Quali sono le maggiori differenze fra i cori di Musorgskij e quelli di Verdi? "Ci sono enormi diversità nella scrittura, quella verdiana fa esprimere al coro i sentimenti del popolo italiano dell’epoca, penso a “I Lombardi alla prima crociata” o a “Nabucco”; Verdi è un uomo del Risorgimento, un patriota.
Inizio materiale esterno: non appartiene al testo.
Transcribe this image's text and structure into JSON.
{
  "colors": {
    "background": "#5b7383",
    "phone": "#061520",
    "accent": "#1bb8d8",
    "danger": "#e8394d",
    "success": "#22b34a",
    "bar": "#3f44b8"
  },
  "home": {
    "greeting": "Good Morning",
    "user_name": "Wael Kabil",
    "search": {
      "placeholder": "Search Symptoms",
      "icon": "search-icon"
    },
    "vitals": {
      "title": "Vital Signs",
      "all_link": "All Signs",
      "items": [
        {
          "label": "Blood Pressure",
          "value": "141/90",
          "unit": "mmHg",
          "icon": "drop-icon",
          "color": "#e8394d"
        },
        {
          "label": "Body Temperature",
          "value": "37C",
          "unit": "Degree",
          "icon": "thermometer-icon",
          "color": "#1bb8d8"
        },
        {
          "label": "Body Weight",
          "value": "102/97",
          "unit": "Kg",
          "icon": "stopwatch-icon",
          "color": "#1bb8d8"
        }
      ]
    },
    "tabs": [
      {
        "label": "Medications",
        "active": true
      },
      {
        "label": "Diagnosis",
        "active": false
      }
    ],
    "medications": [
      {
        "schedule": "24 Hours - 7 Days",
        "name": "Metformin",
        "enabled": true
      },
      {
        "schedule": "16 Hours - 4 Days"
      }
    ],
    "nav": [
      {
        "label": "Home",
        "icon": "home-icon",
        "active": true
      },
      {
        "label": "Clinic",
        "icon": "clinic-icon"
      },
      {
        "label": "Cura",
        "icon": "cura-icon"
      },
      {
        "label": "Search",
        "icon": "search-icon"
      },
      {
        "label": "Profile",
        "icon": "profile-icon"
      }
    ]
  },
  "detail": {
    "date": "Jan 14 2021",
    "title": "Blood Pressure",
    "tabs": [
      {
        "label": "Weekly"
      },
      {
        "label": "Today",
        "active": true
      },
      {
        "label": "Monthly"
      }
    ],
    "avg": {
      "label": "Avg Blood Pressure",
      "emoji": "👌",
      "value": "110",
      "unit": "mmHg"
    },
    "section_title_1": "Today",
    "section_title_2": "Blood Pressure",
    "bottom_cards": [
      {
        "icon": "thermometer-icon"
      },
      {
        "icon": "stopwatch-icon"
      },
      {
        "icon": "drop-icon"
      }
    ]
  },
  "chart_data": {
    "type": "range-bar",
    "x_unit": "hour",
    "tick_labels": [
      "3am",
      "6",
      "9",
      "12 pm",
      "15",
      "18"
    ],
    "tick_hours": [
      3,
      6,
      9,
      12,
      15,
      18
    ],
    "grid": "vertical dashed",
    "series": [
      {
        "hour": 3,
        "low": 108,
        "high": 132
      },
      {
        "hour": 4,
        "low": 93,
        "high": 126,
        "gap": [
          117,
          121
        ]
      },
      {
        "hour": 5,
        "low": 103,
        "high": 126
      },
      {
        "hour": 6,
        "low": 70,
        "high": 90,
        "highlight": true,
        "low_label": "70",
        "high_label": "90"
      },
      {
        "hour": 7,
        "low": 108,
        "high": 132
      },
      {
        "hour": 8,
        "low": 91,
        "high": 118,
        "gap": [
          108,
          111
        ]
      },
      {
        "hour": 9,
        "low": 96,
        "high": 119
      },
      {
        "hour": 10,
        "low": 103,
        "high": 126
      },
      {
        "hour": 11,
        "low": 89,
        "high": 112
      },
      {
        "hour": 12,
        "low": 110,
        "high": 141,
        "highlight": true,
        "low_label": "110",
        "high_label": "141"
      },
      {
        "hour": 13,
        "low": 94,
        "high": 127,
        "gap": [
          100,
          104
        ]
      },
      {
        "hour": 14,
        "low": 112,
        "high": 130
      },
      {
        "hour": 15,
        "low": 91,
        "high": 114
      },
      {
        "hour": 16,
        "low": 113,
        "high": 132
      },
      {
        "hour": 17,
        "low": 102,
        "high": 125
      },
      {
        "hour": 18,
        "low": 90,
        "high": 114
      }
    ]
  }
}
I cori di Musorgskij sono legati alle vicende storiche dell’opera, in Boris il popolo è avvilito, succube del potere; nella prima scena, nel canto di conversazione, il coro dice di essere lì “perché costretto”. E’ un’opera scritta nel 1869 che narra fatti storici avvenuti nel Cinquecento; sia quando il compositore scrive l’opera, sia durante l’era di Boris Godunov il popolo non aveva nessuna possibilità di determinazione".
Com’è la scrittura del compositore russo? "Scabra, essenziale anche per questo è così espressiva. Boris Godunov è un’opera moderna che un compositore a lui coevo, Rimskij-Korsakov non capisce. Musorgskij con Borodin faceva parte del celebre gruppo dei “cinque”, compositori che volevano radicare la propria musica nella cultura russa. Musorgskij è innovativo e incompreso, è costretto a scrivere una seconda versione di Boris, deve introdurre una figura femminile protagonista, Marina; la modernità della sua musica non concede nulla all’edonismo, è potente sia nella parte corale che nell’orchestrazione. E’ un’opera che anticipa i tempi. Rimskij-Korsakov ci mise mano per renderla gradevole per il pubblico e annullare l’incomprensibile, per il suo tempo, modernità".
Anche il repertorio pianistico di Musorgskij non è stato apprezzato per lungo tempo. "Molti pianisti del primo Novecento, lo stesso Horowitz, aggiungevano note a “Quadri di un’esposizione”, la scrittura pianistica è talmente vuota, scarna che a molti interpreti sembrava troppo debole, poco pianistica, “da completare” per renderla virtuosistica, più ricca nella potenza sonora. Purtroppo Musorgskij è sempre stato rimaneggiato, per questo posso dire che la prima versione di Boris Godunov, voluta dal Maestro Riccardo Chailly, è un capolavoro assoluto".